In a New York nanosecond, Stephens was tarred, feathered, impaled, and, for good measure, drawn and quartered, having been convicted as a climate change denying Neanderthal. His presence in the pages of the Times was denounced as an assault on all that is decent and pure. Multiple platform rants ensued – demanding he be fired and, in the meantime, that all Times subscribers cancel.
A pox on free speech, whatever that is.
This latest collective panic attack eventually ran out of oxygen. But that does not in any way diminish its importance.
Stephens wrote another column. And another. The Times’s editorial leadership stood by their man, admirably explaining the merits of supporting an honorable marketplace of ideas.
Most disturbing about this episode is that it is symptomatic of a deeply troubling pattern. We, in the progressive West, seem to have embraced a culture of thuggish intellectual tyranny, consider it enlightenment. Civil discourse has given way to the inflammatory howls of smug certitude.

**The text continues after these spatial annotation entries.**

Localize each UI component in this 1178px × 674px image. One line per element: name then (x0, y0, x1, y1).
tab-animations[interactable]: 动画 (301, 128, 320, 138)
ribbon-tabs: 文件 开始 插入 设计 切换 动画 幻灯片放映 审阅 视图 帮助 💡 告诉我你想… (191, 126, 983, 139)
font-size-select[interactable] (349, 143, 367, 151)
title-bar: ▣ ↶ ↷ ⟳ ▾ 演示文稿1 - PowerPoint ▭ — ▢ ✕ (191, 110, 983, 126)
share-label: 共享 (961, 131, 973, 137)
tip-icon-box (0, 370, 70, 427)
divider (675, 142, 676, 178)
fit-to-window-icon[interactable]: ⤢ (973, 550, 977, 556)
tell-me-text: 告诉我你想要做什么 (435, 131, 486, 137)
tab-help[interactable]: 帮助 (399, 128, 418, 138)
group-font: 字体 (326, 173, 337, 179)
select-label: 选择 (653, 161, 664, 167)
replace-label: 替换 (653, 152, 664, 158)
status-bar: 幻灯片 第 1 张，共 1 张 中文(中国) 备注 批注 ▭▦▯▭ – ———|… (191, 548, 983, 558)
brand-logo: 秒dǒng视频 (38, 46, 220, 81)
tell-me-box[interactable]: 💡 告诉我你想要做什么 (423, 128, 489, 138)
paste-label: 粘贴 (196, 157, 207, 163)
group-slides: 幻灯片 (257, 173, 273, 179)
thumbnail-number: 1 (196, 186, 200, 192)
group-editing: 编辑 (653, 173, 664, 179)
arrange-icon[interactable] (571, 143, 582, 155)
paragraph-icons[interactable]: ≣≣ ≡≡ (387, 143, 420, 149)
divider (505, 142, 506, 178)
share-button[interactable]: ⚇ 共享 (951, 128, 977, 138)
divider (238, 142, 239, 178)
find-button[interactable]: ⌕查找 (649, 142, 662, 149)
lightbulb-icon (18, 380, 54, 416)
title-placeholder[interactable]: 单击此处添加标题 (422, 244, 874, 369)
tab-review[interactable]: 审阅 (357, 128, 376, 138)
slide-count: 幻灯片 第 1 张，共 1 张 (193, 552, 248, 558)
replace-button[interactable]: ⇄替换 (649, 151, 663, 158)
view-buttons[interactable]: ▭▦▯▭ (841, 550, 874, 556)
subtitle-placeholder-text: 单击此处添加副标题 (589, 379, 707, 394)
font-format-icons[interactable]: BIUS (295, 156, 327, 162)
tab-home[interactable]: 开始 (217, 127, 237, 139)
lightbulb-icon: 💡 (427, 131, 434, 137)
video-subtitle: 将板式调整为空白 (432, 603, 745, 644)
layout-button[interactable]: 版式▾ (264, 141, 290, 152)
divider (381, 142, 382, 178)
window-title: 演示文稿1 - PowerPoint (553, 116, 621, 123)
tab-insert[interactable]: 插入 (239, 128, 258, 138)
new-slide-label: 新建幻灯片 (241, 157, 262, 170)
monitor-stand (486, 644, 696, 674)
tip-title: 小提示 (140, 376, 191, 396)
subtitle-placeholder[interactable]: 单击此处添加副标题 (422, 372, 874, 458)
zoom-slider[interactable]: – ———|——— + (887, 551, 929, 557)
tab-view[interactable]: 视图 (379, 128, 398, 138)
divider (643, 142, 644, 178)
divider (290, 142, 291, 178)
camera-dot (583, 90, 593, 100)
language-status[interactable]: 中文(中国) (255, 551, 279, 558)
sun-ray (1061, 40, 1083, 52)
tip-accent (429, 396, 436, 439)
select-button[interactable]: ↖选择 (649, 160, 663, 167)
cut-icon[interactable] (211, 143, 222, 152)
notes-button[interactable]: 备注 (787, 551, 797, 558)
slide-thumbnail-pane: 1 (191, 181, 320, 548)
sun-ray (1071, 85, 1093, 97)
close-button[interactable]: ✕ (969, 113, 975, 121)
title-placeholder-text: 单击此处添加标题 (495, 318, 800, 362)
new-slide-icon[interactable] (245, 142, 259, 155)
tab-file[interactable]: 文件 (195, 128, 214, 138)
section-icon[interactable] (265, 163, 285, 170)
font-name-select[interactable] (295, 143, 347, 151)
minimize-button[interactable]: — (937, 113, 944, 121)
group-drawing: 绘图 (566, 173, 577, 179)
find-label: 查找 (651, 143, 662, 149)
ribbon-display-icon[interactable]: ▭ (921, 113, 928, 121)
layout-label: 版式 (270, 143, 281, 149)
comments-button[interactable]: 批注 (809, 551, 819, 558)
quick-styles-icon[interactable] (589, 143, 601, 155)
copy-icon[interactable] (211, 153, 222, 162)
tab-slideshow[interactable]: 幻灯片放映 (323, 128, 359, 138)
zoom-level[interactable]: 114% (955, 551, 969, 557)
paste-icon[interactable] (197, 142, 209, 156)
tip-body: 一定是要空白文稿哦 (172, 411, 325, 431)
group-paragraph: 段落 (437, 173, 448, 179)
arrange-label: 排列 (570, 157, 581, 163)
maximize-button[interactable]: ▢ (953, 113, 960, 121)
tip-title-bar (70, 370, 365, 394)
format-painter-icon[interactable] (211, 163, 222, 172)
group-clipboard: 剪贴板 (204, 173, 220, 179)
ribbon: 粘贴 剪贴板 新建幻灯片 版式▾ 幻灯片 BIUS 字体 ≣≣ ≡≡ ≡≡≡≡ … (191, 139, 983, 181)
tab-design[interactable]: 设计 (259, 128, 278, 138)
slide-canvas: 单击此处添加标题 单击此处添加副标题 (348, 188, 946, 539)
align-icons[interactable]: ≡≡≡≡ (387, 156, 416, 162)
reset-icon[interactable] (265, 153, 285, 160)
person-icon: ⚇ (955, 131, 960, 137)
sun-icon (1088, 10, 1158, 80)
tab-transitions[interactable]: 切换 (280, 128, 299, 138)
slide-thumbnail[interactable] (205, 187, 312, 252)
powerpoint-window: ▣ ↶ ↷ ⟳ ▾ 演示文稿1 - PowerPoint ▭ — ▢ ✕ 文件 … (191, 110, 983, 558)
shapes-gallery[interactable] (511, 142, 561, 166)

So-called “white privilege” is the essence of all that is bad, with Jews at the apex of this oppressive pyramid.
As a society, Western countries have been adrift, allowing this slow erosion of standards and principle to reach crisis levels. When someone of Stephens’s intellect and integrity, who is among the finest polemicists writing in the English language, is baselessly demonized as an evil ideologue determined to hasten the demise of the planet and all life on it, well, then, we have a problem.
Allan Bloom warned 30 years ago in his prescient book The Closing of the American Mind that higher education in the US was disconnecting from reality and bulwarking in arrogance.
In July 2016, the distinguished businessman, philanthropist, MIT graduate and intellectual Charles Koch elegantly summarized and updated the doom effect articulated by Bloom: “Education in America, and particularly higher education, has become increasingly hostile to the free exchange of ideas. On many campuses, a climate of intellectual conformity has replaced open debate and inquiry, stifling discussion... Dissenters are demonized, ostracized or otherwise treated with scorn and derision. This disrupts the process of discovery and challenge that is at the root of human progress.”
Today, we live with the outcome of that unchecked trend, which has spread beyond elitist campuses to much of the media and public policy community. “Progressive liberals” are prone to shutting down the discussion of ideas with which they disagree. They intimidate and shame with false smears and epithets. Put simply, the new progressives caricature anyone who disagrees with their jingoistic platitudes as oppressive ideologues and racists. It’s a package thing.
Even before he had walked through the door and penned his maiden column in the Times, Stephens was challenged, on Twitter, by one of his new “colleagues,” for supposedly espousing racist views in a past column. Completely unfounded, this gratuitous attack demonstrated that the accuser – a senior Times scribe – was unprofessional, unmannered and either disingenuous or simply did not understand the column he purported to impugn.
Extremism sells. Simplification sells. Nasty sells and captures 15 seconds of online glory. The intellectual universe of 140-character thought spasms prevails.
@newnasties. U behave more like fascists in #1938 or #1984 than enlightened Libs u claim 2 b. just sayin....
The author, former Canadian ambassador to Israel, is a senior fellow at the Jewish People and Policy Institute. She resides in Tel Aviv.